For the first time in history, a Black woman has received the Nasher Prize, which awards $100,000 to “a living artist who elevates the understanding of sculpture and its possibilities.”
According to the Washington Post, Chicago-born artist Senga Nengudi is the 2023 recipient of the Nasher Prize from the Nasher Sculpture Center, a Dallas-based museum.
Nengudi’s work transforms inexpensive, everyday materials into artistic expressions that address the feminist and Black arts movements.
In one of her pieces, Nengudi draped “fabric spirits” fashioned from flag material on fire escapes in Harlem as a representation of the souls of the people she met in the city.
Most notably, she created a sculpture out of worn-out pantyhose as a dedication to the female body.
“I was looking for material that kind of reflected the female body,” Nengudi previously told curator Elissa Auther about the piece. “And then, finally, I found the pantyhose. Right after that, I went, ‘Wow,’ because the whole birthing experience — you’re expanding, and then all of a sudden, after it’s over, you’re contracting, and your body kind of goes back into shape.
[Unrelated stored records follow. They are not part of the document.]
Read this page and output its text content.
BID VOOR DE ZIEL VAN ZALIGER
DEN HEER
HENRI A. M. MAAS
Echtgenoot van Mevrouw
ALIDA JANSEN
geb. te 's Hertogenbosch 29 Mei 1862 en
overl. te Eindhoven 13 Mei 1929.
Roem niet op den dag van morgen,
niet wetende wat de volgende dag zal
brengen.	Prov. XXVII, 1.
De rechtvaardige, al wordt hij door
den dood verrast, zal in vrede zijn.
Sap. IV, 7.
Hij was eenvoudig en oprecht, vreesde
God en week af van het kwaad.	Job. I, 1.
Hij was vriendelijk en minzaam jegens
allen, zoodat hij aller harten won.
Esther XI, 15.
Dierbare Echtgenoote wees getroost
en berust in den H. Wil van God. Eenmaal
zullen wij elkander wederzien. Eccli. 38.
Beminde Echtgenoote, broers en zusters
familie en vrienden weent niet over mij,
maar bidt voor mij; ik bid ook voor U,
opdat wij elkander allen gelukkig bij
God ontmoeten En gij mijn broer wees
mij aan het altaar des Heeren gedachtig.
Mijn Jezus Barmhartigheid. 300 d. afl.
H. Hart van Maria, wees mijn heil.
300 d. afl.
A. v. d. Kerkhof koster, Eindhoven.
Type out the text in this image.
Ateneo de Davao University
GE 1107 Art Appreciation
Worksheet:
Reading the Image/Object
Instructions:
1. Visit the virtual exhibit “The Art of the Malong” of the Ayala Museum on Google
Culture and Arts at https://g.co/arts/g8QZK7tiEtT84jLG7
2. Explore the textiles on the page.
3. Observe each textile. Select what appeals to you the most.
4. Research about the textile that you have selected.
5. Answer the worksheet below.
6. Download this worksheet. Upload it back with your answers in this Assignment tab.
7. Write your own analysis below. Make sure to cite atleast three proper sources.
I really wanted to somehow express that experience.”
Nasher director Jeremy Strick applauded Nengudi for her innovation and engagement with social issues.
“In more recent years, the extraordinary creativity of the Black art community — which, in the ’70s and ’80s, was in many ways marginalized — is now being recognized,” Strick said. “And so she occupies a critical place in the history of Black arts but also of art, period.”
“At a moment when the right of women to control their bodies has been taken away, she’s an artist whose exploration of female identity through works made with pantyhose speaks with great power and relevance,” he added.
A ceremony honoring Nengudi and her work is set to take place in April 2023.
Along with the monetary prize, her art will be featured at Dia Beacon next year.